【朗読】溶け合うものたち

2011-10-03投稿 こえ部過去作品


ちがう・・・

違う違う違う

違う!!

こんな筈じゃなかった。私の望みは

こんな結末じゃなかった。

なにこれ・・・何なのよ!これは誰の手?この触角は何?

いやぁああああああ!!!

ー ひとつだけ、願いを叶えてあげよう。

かつて、誰も私のことを分かってくれなかった。

分かって欲しかった。愛して欲しかった。

友達が欲しかった。家族が欲しかった。

恋人が欲しかった。寂しかった。繋がりたかった。

溶けあって、何もかも理解して、ひとつになりたかった。

だから願ったの。そんな世界を。みんながひとつになれる世界を。

すると世界は変わった。

全ての生き物が、細胞の拒絶反応をやめたのだ。

生き物は、ひとつになり始めた。

ネズミを捕まえようとした猫が溶け合った。

たくさんのオキアミが鯨と混ざり、鷹とウサギが交じり合う。

手を繋げば自己紹介は必要ない。

愛し合う者に隠し事はない。

人種も性別も関係ない。
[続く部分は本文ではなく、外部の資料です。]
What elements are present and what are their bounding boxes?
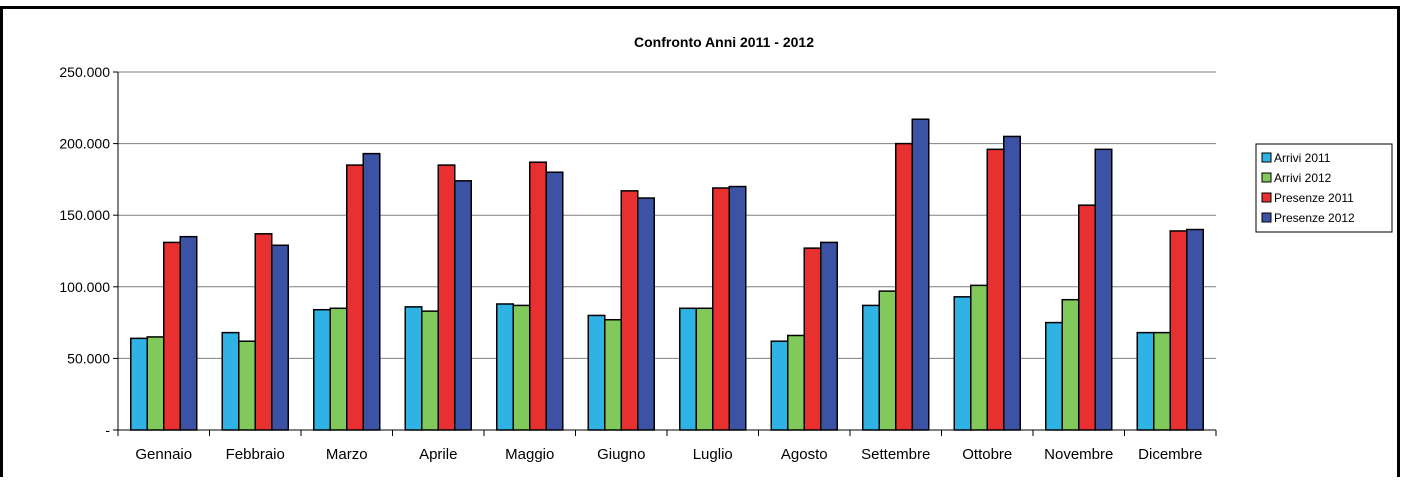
bar-maggio-series-0 bbox=[496, 303, 514, 431]
bar-gennaio-series-1 bbox=[146, 336, 165, 431]
bar-settembre-series-2 bbox=[895, 142, 913, 431]
bar-maggio-series-3 bbox=[545, 171, 564, 431]
bar-febbraio-series-0 bbox=[221, 331, 240, 431]
bar-ottobre-series-0 bbox=[953, 296, 972, 431]
bar-marzo-series-2 bbox=[346, 164, 364, 431]
bar-maggio-series-1 bbox=[512, 304, 531, 431]
x-tick-label: Novembre bbox=[1044, 446, 1113, 463]
y-tick-label: 250.000 bbox=[59, 64, 110, 80]
gridlines bbox=[118, 71, 1216, 359]
bar-luglio-series-2 bbox=[712, 187, 730, 431]
y-tick-label: - bbox=[105, 422, 110, 438]
bar-febbraio-series-1 bbox=[238, 340, 256, 431]
legend-swatch bbox=[1261, 172, 1272, 183]
x-tick-label: Settembre bbox=[861, 446, 930, 463]
bar-febbraio-series-3 bbox=[271, 244, 289, 431]
y-tick-label: 100.000 bbox=[59, 279, 110, 295]
y-tick-label: 50.000 bbox=[67, 350, 110, 366]
bar-giugno-series-0 bbox=[587, 314, 606, 431]
y-tick-label: 200.000 bbox=[59, 136, 110, 152]
x-tick-label: Febbraio bbox=[226, 446, 285, 463]
bar-giugno-series-1 bbox=[604, 318, 622, 431]
x-tick-label: Luglio bbox=[693, 446, 733, 463]
bar-agosto-series-0 bbox=[770, 340, 789, 431]
bar-aprile-series-2 bbox=[437, 164, 456, 431]
legend: Arrivi 2011 Arrivi 2012 Presenze 2011 Prese… bbox=[1255, 143, 1393, 233]
legend-label: Presenze 2012 bbox=[1274, 211, 1355, 225]
bar-luglio-series-1 bbox=[695, 307, 714, 431]
bar-ottobre-series-2 bbox=[986, 148, 1005, 431]
bar-giugno-series-3 bbox=[637, 197, 655, 431]
bar-giugno-series-2 bbox=[620, 190, 639, 431]
bar-aprile-series-0 bbox=[404, 306, 423, 431]
bar-dicembre-series-1 bbox=[1153, 331, 1171, 431]
bar-marzo-series-1 bbox=[329, 307, 348, 431]
bar-gennaio-series-3 bbox=[179, 235, 198, 431]
x-tick-label: Aprile bbox=[419, 446, 457, 463]
bar-agosto-series-3 bbox=[820, 241, 838, 431]
bar-dicembre-series-0 bbox=[1136, 331, 1155, 431]
legend-swatch bbox=[1261, 152, 1272, 163]
bar-dicembre-series-2 bbox=[1169, 230, 1188, 431]
chart-title: Confronto Anni 2011 - 2012 bbox=[634, 34, 814, 50]
bar-agosto-series-2 bbox=[803, 247, 822, 431]
bar-ottobre-series-3 bbox=[1003, 135, 1021, 431]
bar-marzo-series-0 bbox=[313, 308, 331, 431]
bar-settembre-series-3 bbox=[911, 118, 930, 431]
legend-label: Arrivi 2012 bbox=[1274, 171, 1332, 185]
x-tick-label: Ottobre bbox=[962, 446, 1012, 463]
legend-box bbox=[1255, 143, 1393, 233]
bar-novembre-series-3 bbox=[1094, 148, 1113, 431]
bar-novembre-series-0 bbox=[1045, 321, 1063, 431]
x-tick-label: Maggio bbox=[505, 446, 554, 463]
x-tick-label: Marzo bbox=[326, 446, 368, 463]
x-tick-label: Dicembre bbox=[1138, 446, 1202, 463]
legend-label: Arrivi 2011 bbox=[1274, 151, 1331, 165]
bar-dicembre-series-3 bbox=[1186, 228, 1204, 431]
bar-novembre-series-1 bbox=[1061, 298, 1080, 431]
bar-settembre-series-0 bbox=[862, 304, 880, 431]
bar-gennaio-series-2 bbox=[163, 241, 181, 431]
bar-ottobre-series-1 bbox=[970, 284, 988, 431]
x-tick-label: Giugno bbox=[597, 446, 645, 463]
bar-luglio-series-0 bbox=[679, 307, 697, 431]
legend-swatch bbox=[1261, 192, 1272, 203]
y-tick-label: 150.000 bbox=[59, 207, 110, 223]
bar-aprile-series-3 bbox=[454, 180, 472, 431]
bar-agosto-series-1 bbox=[787, 334, 805, 431]
x-tick-label: Gennaio bbox=[135, 446, 192, 463]
legend-swatch bbox=[1261, 212, 1272, 223]
bar-luglio-series-3 bbox=[728, 185, 747, 431]
bar-febbraio-series-2 bbox=[254, 233, 273, 431]
bar-gennaio-series-0 bbox=[130, 337, 148, 431]
bar-maggio-series-2 bbox=[529, 161, 547, 431]
legend-label: Presenze 2011 bbox=[1274, 191, 1354, 205]
x-tick-label: Agosto bbox=[781, 446, 828, 463]
bar-settembre-series-1 bbox=[878, 290, 897, 431]
bar-aprile-series-1 bbox=[421, 310, 439, 431]
bar-marzo-series-3 bbox=[362, 152, 381, 431]
bar-novembre-series-2 bbox=[1078, 204, 1096, 431]
axes: - 50.000 100.000 150.000 200.000 250.000 Genna… bbox=[59, 64, 1217, 463]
ペットと飼い主の違いも無い。

溶け合うものたちは、幸せだった。

異形の姿になりながら、「残りの欠片」を探して歩く。

『すべてのいきものとひとつになる』

その為だけに いきている。

あぁ、ワタシは独りじゃない。

もう、怖いものなんてない。

アナタが私を騙して世界を終末に導いたのは知っています。

でもいいんです。

これが私の、ワタシタチの本当の望みなんだから。

・・・あぁ、ワタシは幸せです・・・幸せです。